Offene jüdische Häuser | Häuser des Widerstands

Kleinzand 16 Sneek
Sie betrieben ein Hotel-Café, eine Bäckerei oder besuchten die Grundschule. Sie waren ganz normale Sneker, wie jeder andere auch.
  • Samstag 2 Mai11:00 - 15:00

Am Samstag, dem 2. Mai, werden an vier Orten die Geschichten von Juden und Widerstandskämpfern erzählt, die im Stadtzentrum von Sneek gelebt und gearbeitet haben. Menschen, die - sozusagen - Ihre Nachbarn hätten sein können.

Öffentliche Bibliothek, Wijde Noorderhorne 1
11 Uhr, 12 Uhr.
Matthijs Graafland spricht über den jüdischen Arzt Leopold Herzberger, Initiator der Gründung dieser Bibliothek, und über die Synagoge, die in der Wijde Burgstraat stand und nach dem Krieg abgerissen wurde.

Fries Scheepvaart Museum, Kleinzand 16
11:00, 12:00 und 13:00
Sietse Wierda erzählt von dem Preis, den die Widerstandsfamilie Lever für ihre mutigen Entscheidungen zahlte.

Mennonitische Kirche, Singel 28
12.00, 13.00 und 14.00 Uhr.
John Ebink erzählt, wie jüdische Kinder, darunter Fred van Vliet, durch diese Kirche in Sneek Zuflucht fanden.

Parkplatz am ehemaligen Café Vellinga, Korte Veemarktstraat 10
13:00 und 14:00 Uhr
Ymo Sinnema erzählt die Geschichte von Jacob und Erna Pino und ihrer kleinen Tochter Mechgelien, die hier ihr Café und Hotel betrieben.

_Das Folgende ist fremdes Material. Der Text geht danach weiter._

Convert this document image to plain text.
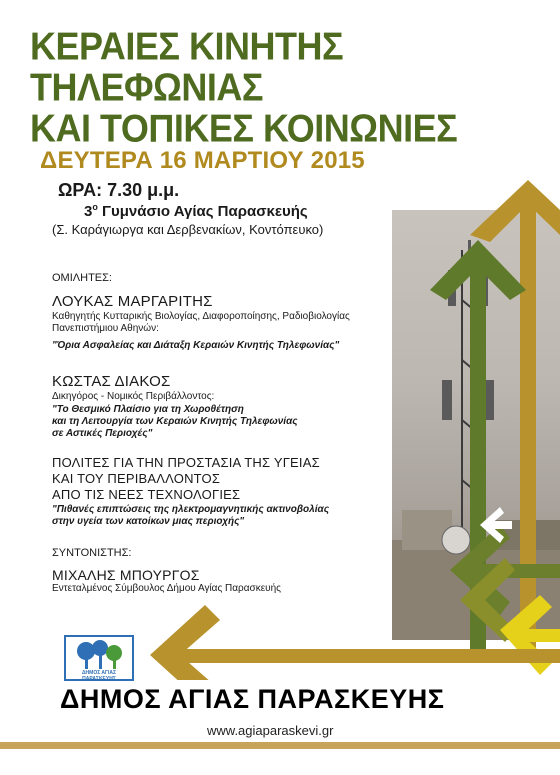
ΚΕΡΑΙΕΣ ΚΙΝΗΤΗΣ ΤΗΛΕΦΩΝΙΑΣ
ΚΑΙ ΤΟΠΙΚΕΣ ΚΟΙΝΩΝΙΕΣ
ΔΕΥΤΕΡΑ 16 ΜΑΡΤΙΟΥ 2015
ΩΡΑ: 7.30 μ.μ.
$3^o$ Γυμνάσιο Αγίας Παρασκευής
(Σ. Καράγιωργα και Δερβενακίων, Κοντόπευκο)
ΟΜΙΛΗΤΕΣ:
ΛΟΥΚΑΣ ΜΑΡΓΑΡΙΤΗΣ
Καθηγητής Κυτταρικής Βιολογίας, Διαφοροποίησης, Ραδιοβιολογίας
Πανεπιστήμιου Αθηνών:
"Όρια Ασφαλείας και Διάταξη Κεραιών Κινητής Τηλεφωνίας"
ΚΩΣΤΑΣ ΔΙΑΚΟΣ
Δικηγόρος - Νομικός Περιβάλλοντος:
"Το Θεσμικό Πλαίσιο για τη Χωροθέτηση
και τη Λειτουργία των Κεραιών Κινητής Τηλεφωνίας
σε Αστικές Περιοχές"
ΠΟΛΙΤΕΣ ΓΙΑ ΤΗΝ ΠΡΟΣΤΑΣΙΑ ΤΗΣ ΥΓΕΙΑΣ
ΚΑΙ ΤΟΥ ΠΕΡΙΒΑΛΛΟΝΤΟΣ
ΑΠΟ ΤΙΣ ΝΕΕΣ ΤΕΧΝΟΛΟΓΙΕΣ
"Πιθανές επιπτώσεις της ηλεκτρομαγνητικής ακτινοβολίας
στην υγεία των κατοίκων μιας περιοχής"
ΣΥΝΤΟΝΙΣΤΗΣ:
ΜΙΧΑΛΗΣ ΜΠΟΥΡΓΟΣ
Εντεταλμένος Σύμβουλος Δήμου Αγίας Παρασκευής
ΔΗΜΟΣ ΑΓΙΑΣ ΠΑΡΑΣΚΕΥΗΣ
ΔΗΜΟΣ ΑΓΙΑΣ ΠΑΡΑΣΚΕΥΗΣ
www.agiaparaskevi.gr
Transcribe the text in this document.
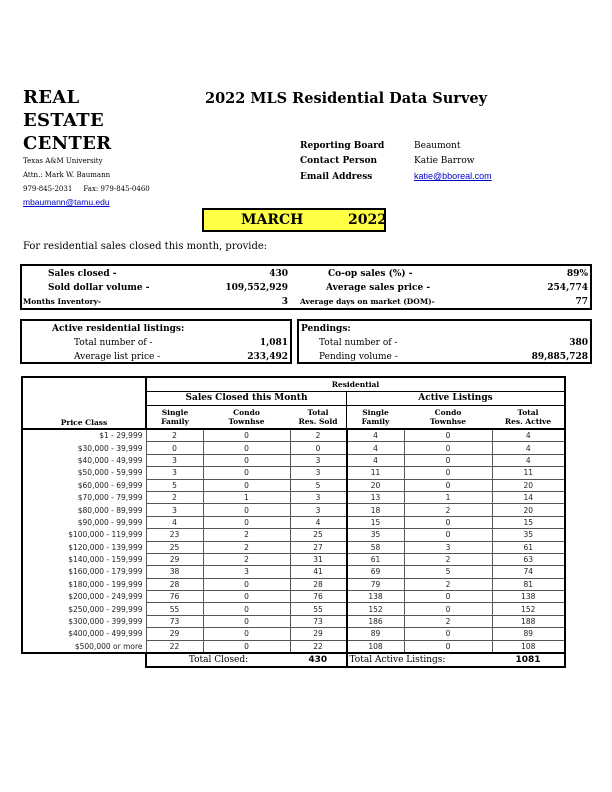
REAL
ESTATE
CENTER
Texas A&M University
Attn.: Mark W. Baumann
979-845-2031     Fax: 979-845-0460
mbaumann@tamu.edu
2022 MLS Residential Data Survey
Reporting Board	Beaumont
Contact Person	Katie Barrow
Email Address	katie@bboreal.com
MARCH	2022
For residential sales closed this month, provide:
Sales closed -	430	Co-op sales (%) -	89%
Sold dollar volume -	109,552,929	Average sales price -	254,774
Months Inventory-	3 Average days on market (DOM)-	77
Active residential listings:
Total number of -	1,081
Average list price -	233,492
Pendings:
Total number of -	380
Pending volume -	89,885,728
Price Class	Residential					
	Sales Closed this Month			Active Listings		

Single
Family

Condo
Townhse

Total
Res. Sold

Single
Family

Condo
Townhse

Total
Res. Active

$1 - 29,999	2	0	2	4	0	4
$30,000 - 39,999	0	0	0	4	0	4
$40,000 - 49,999	3	0	3	4	0	4
$50,000 - 59,999	3	0	3	11	0	11
$60,000 - 69,999	5	0	5	20	0	20
$70,000 - 79,999	2	1	3	13	1	14
$80,000 - 89,999	3	0	3	18	2	20
$90,000 - 99,999	4	0	4	15	0	15
$100,000 - 119,999	23	2	25	35	0	35
$120,000 - 139,999	25	2	27	58	3	61
$140,000 - 159,999	29	2	31	61	2	63
$160,000 - 179,999	38	3	41	69	5	74
$180,000 - 199,999	28	0	28	79	2	81
$200,000 - 249,999	76	0	76	138	0	138
$250,000 - 299,999	55	0	55	152	0	152
$300,000 - 399,999	73	0	73	186	2	188
$400,000 - 499,999	29	0	29	89	0	89
$500,000 or more	22	0	22	108	0	108
	Total Closed:		430	Total Active Listings:		1081
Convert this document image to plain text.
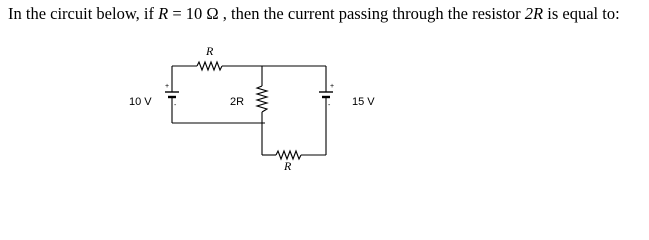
In the circuit below, if R = 10 Ω , then the current passing through the resistor 2R is equal to:
R
2R
R
10 V	15 V
+
-
+
-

Über Open Joodse Huizen | Häuser des Widerstands

Offene jüdische Häuser | Häuser des Widerstands ist ein jährliches Programm mit Gedenkveranstaltungen in Wohnungen, Geschäften, Schulen und anderen Orten, an denen Juden und Widerstandskämpfer während des Zweiten Weltkriegs lebten und arbeiteten.

In Wohnzimmern, auf dem Dachboden, hinter Theken und zwischen Schiebetüren begegnen Sie Opfern, Überlebenden und Widerstandskämpfern. Wer waren sie? Wie haben sie gelebt? Wo haben sie sich versteckt? Und was ist aus ihnen geworden? Angesichts der schwindenden Zahl lebender Zeitzeugen wird es immer dringlicher, diese Geschichten zu erzählen.